Some of those profiled go to great lengths to keep their beer stored properly:
Over time, lambics become more approachable and less tart. As a general rule for other varieties of beer, bitterness and dryness from the hops fade as they age, which allows malty characteristics to come to the forefront.
“You have to know your beer,” said Mr. Sysak, a 45-year-old emergency room worker in Orange County. “Even so, they’ll surprise you. Beers you know can heighten and loosen up over time might seem to be fading one year, but will become more vibrant the next.”
Like many collectors, Mr. Sysak operates informal cellars in different parts of his house, using a range of temperatures to control each beer’s aging.
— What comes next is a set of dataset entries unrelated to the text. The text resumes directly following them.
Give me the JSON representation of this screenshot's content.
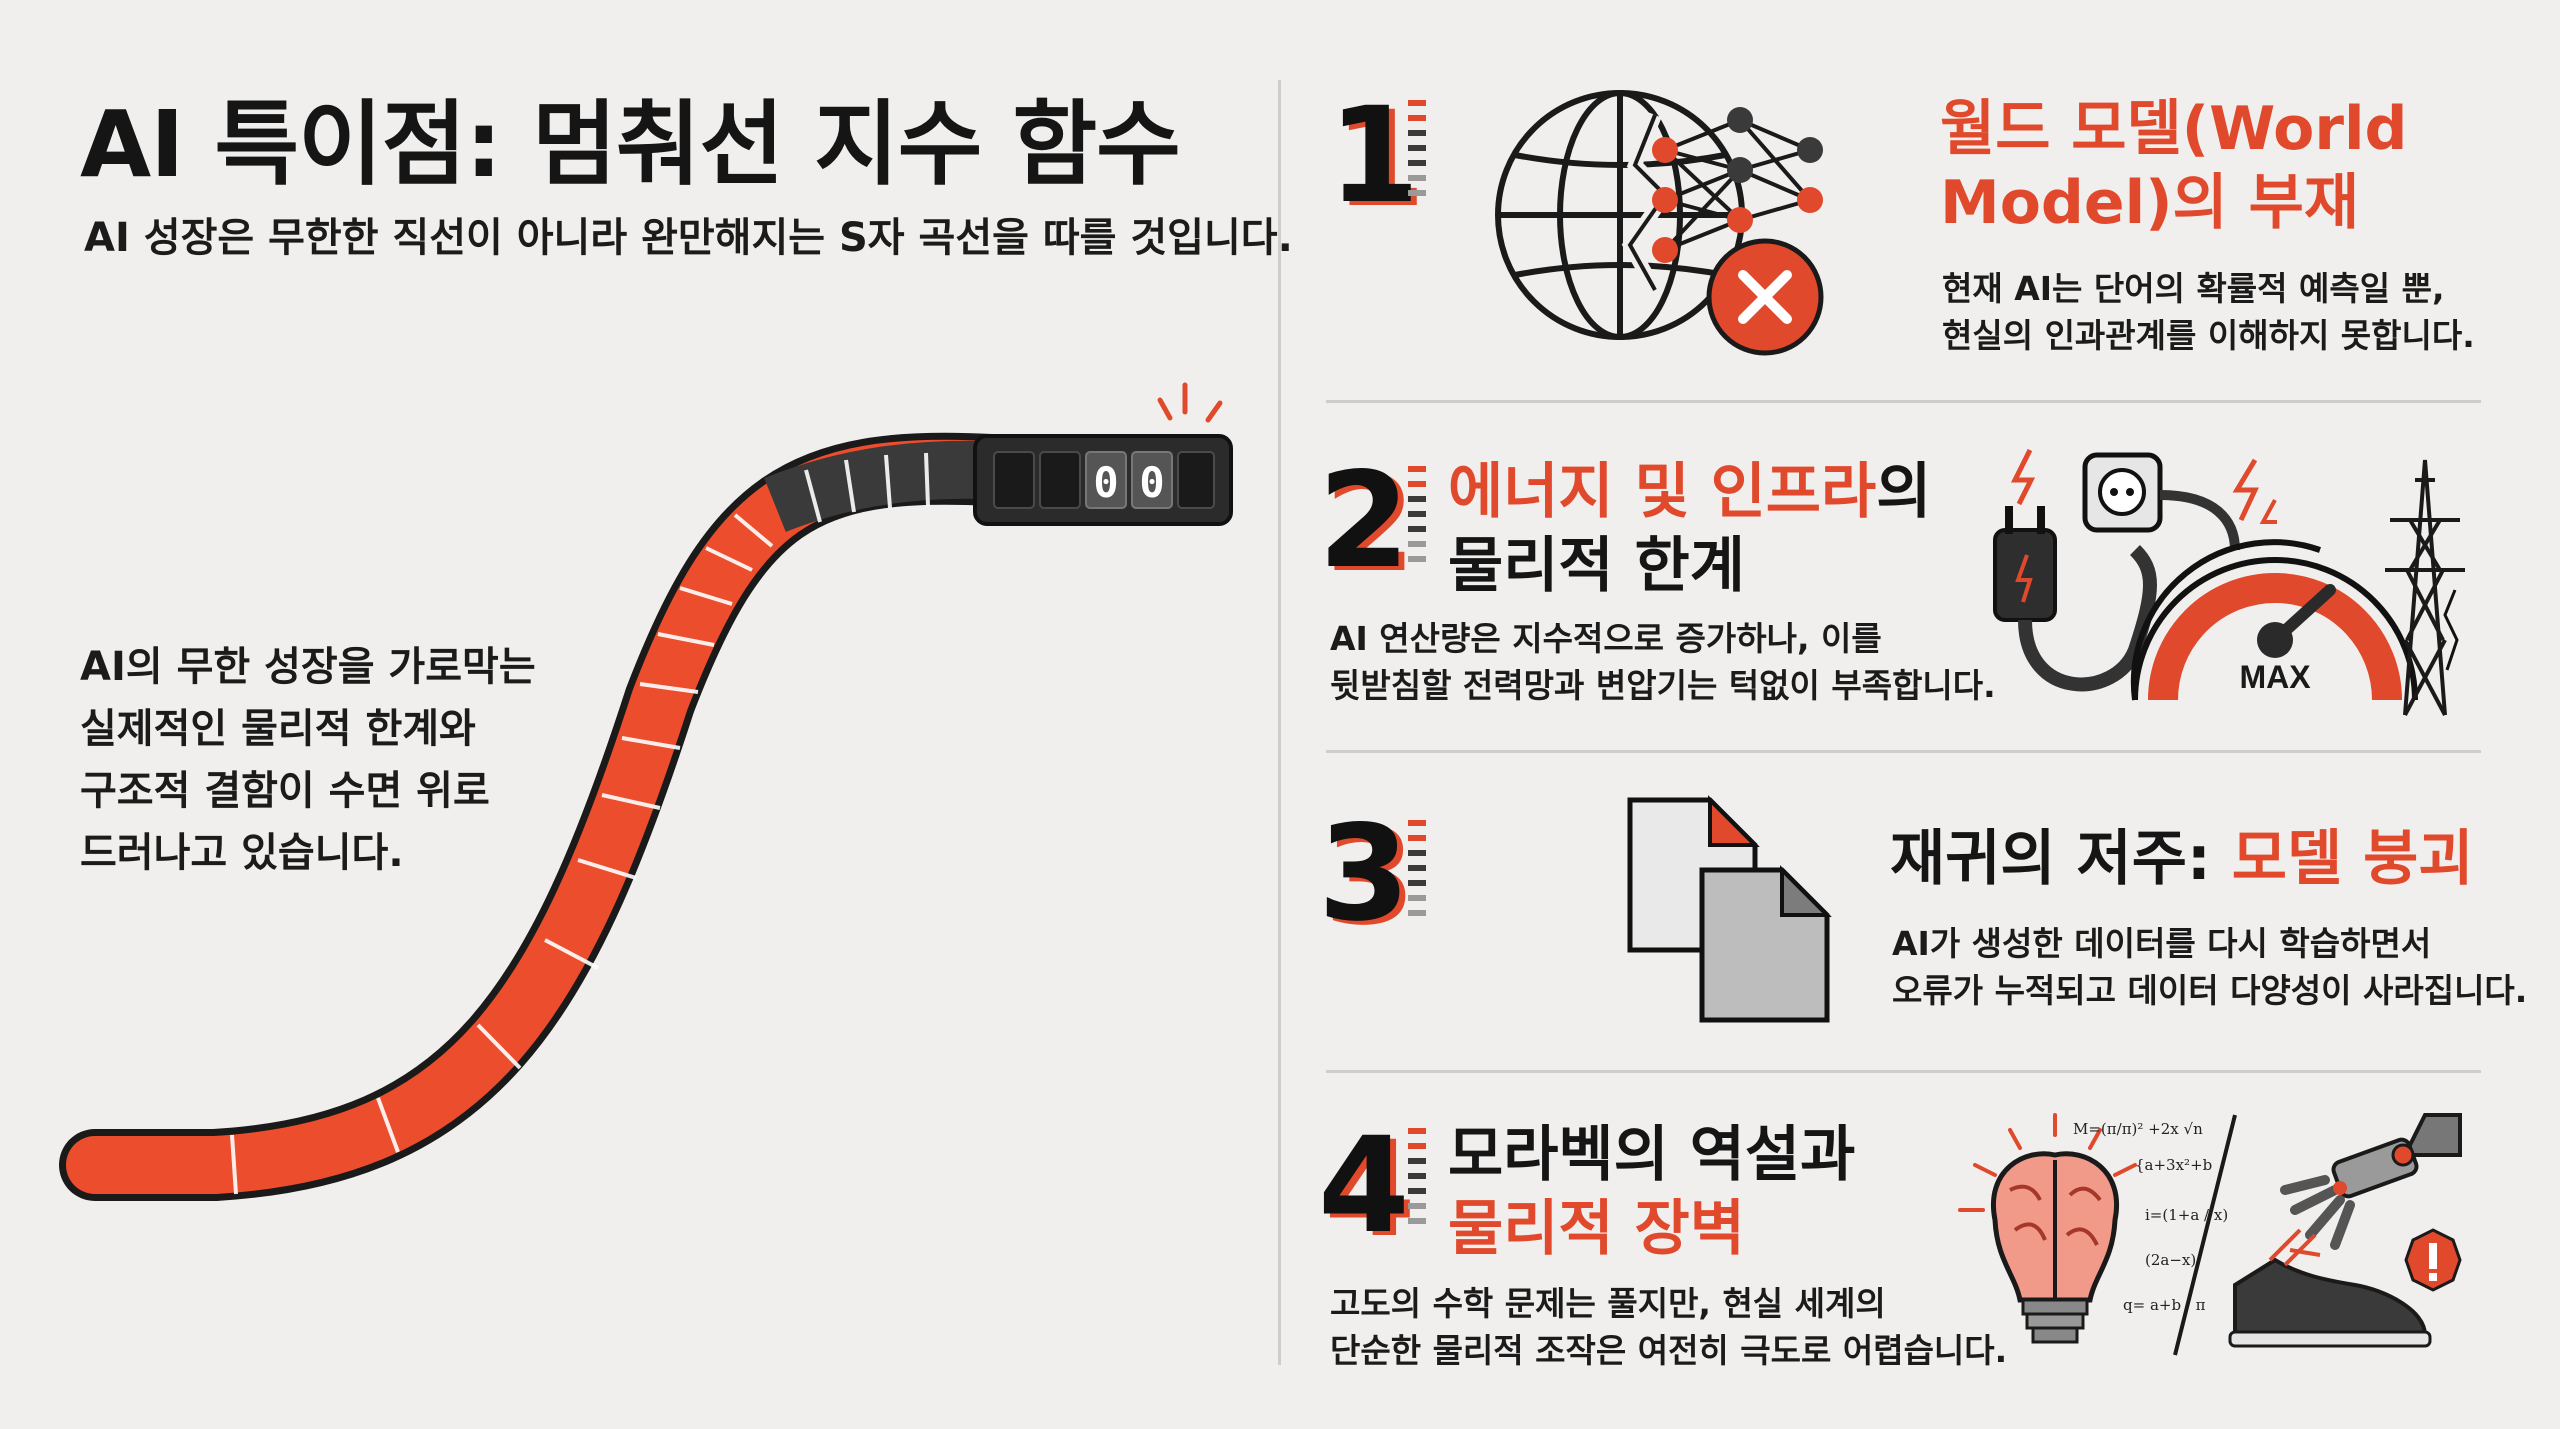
{
  "header": {
    "title": "AI 특이점: 멈춰선 지수 함수",
    "subtitle": "AI 성장은 무한한 직선이 아니라 완만해지는 S자 곡선을 따를 것입니다."
  },
  "left_panel": {
    "description_lines": [
      "AI의 무한 성장을 가로막는",
      "실제적인 물리적 한계와",
      "구조적 결함이 수면 위로",
      "드러나고 있습니다."
    ],
    "counter_digits": [
      "0",
      "0"
    ]
  },
  "factors": [
    {
      "number": "1",
      "title_lines": [
        "월드 모델(World",
        "Model)의 부재"
      ],
      "desc_lines": [
        "현재 AI는 단어의 확률적 예측일 뿐,",
        "현실의 인과관계를 이해하지 못합니다."
      ]
    },
    {
      "number": "2",
      "title_red": "에너지 및 인프라",
      "title_black_suffix": "의",
      "title_line2": "물리적 한계",
      "desc_lines": [
        "AI 연산량은 지수적으로 증가하나, 이를",
        "뒷받침할 전력망과 변압기는 턱없이 부족합니다."
      ],
      "gauge_label": "MAX"
    },
    {
      "number": "3",
      "title_black": "재귀의 저주: ",
      "title_red": "모델 붕괴",
      "desc_lines": [
        "AI가 생성한 데이터를 다시 학습하면서",
        "오류가 누적되고 데이터 다양성이 사라집니다."
      ]
    },
    {
      "number": "4",
      "title_line1": "모라벡의 역설과",
      "title_line2": "물리적 장벽",
      "desc_lines": [
        "고도의 수학 문제는 풀지만, 현실 세계의",
        "단순한 물리적 조작은 여전히 극도로 어렵습니다."
      ],
      "formula_lines": [
        "M=(π/π)² +2x √n",
        "{a+3x²+b",
        "i=(1+a / x)",
        "(2a−x)",
        "q= a+b / π"
      ]
    }
  ],
  "colors": {
    "accent": "#e0492b",
    "dark": "#151515",
    "background": "#f0efed",
    "divider": "#cfcdcb"
  }
}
A three-door cooler in his garage stays between 62 and 65 degrees — Mr. Sysak never turns it on — making it ideal for most beers he considers appropriate for aging: barley wines, Imperial stouts, strong ales and lambics.
As some of the lambics reach their peak, Mr. Sysak moves them to a vanity cabinet in a bathroom that fluctuates between 57 and 62 degrees, which slows the aging process.
Beers he’ll serve in the next six months, like India pale ales and lower-alcohol beers, go in cooler refrigerators that will retard aging and preserve freshness.
Another (pictured above) uses an abandoned Colorado gold mine he purchased for a cellar.